Potash Corp of Saskatchewan is to cut 100 full-time and 40 part-time jobs at its potash mine in Cory, Saskatchewan, as it keeps on struggling due to low potash prices. Being the world’s largest fertilizer producer, the company has been hammered by plummeting prices as a result of potash supply glut around the world. Downsizing is only another of the series of measures that the potash producer has undertaken to withstand the harsh market conditions.
The company had already cut output and focused on its lowest cost mines. It is also looking for potential synergies by merging with rival fertilizer producer Agrium Inc, which has a direct retail network. Potash Corp also announced earlier this week that it would freeze production at the Cory mine at 0.8 million tons annually from 1.4 million. It will also trim production at its Lanigan mine in Saskatchewan starting in January and it is yet to be decided how many layoffs will follow.

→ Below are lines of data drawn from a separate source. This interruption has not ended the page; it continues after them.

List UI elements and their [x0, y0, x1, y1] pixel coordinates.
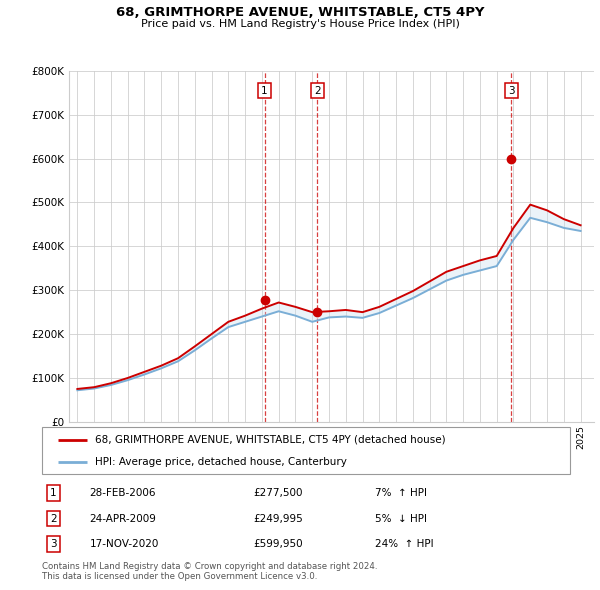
- Text: 1: 1: [50, 489, 57, 498]
- Text: HPI: Average price, detached house, Canterbury: HPI: Average price, detached house, Cant…: [95, 457, 347, 467]
- FancyBboxPatch shape: [42, 427, 570, 474]
- Text: £249,995: £249,995: [253, 513, 303, 523]
- Text: 24-APR-2009: 24-APR-2009: [89, 513, 157, 523]
- Text: 17-NOV-2020: 17-NOV-2020: [89, 539, 159, 549]
- Text: 3: 3: [50, 539, 57, 549]
- Text: 24%  ↑ HPI: 24% ↑ HPI: [374, 539, 433, 549]
- Text: Contains HM Land Registry data © Crown copyright and database right 2024.: Contains HM Land Registry data © Crown c…: [42, 562, 377, 571]
- Text: 68, GRIMTHORPE AVENUE, WHITSTABLE, CT5 4PY (detached house): 68, GRIMTHORPE AVENUE, WHITSTABLE, CT5 4…: [95, 435, 445, 445]
- Text: 2: 2: [314, 86, 321, 96]
- Text: 2: 2: [50, 513, 57, 523]
- Text: £277,500: £277,500: [253, 489, 303, 498]
- Text: 28-FEB-2006: 28-FEB-2006: [89, 489, 156, 498]
- Text: Price paid vs. HM Land Registry's House Price Index (HPI): Price paid vs. HM Land Registry's House …: [140, 19, 460, 29]
- Text: This data is licensed under the Open Government Licence v3.0.: This data is licensed under the Open Gov…: [42, 572, 317, 581]
- Text: 1: 1: [261, 86, 268, 96]
- Text: 68, GRIMTHORPE AVENUE, WHITSTABLE, CT5 4PY: 68, GRIMTHORPE AVENUE, WHITSTABLE, CT5 4…: [116, 6, 484, 19]
- Text: £599,950: £599,950: [253, 539, 303, 549]
- Text: 7%  ↑ HPI: 7% ↑ HPI: [374, 489, 427, 498]
- Text: 5%  ↓ HPI: 5% ↓ HPI: [374, 513, 427, 523]
- Text: 3: 3: [508, 86, 515, 96]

Andrew Wong of RBC Dominion Securities commented that Potash Corp’s layoffs would “help keep potash markets in balance,“ while also cautioning that market over-supply would still continue thanks to the additional capacity from Rocanville and output from a new Saskatchewan mine owned by Potash Corp’s competitor K+S AG. Rockaville is Potash Corp’s low-cost mine in Saskatchewan whose expansion is expected to add about 2.8 million tons a year of new production capacity.
Potash Corp said that the laid-off workers at the Cory mine will be given severance and help in finding new jobs. “This is a difficult day for our employees and their families, and we are committed to helping those affected through the transition,“ Mark Fraccia, President of PCS Potash, commented.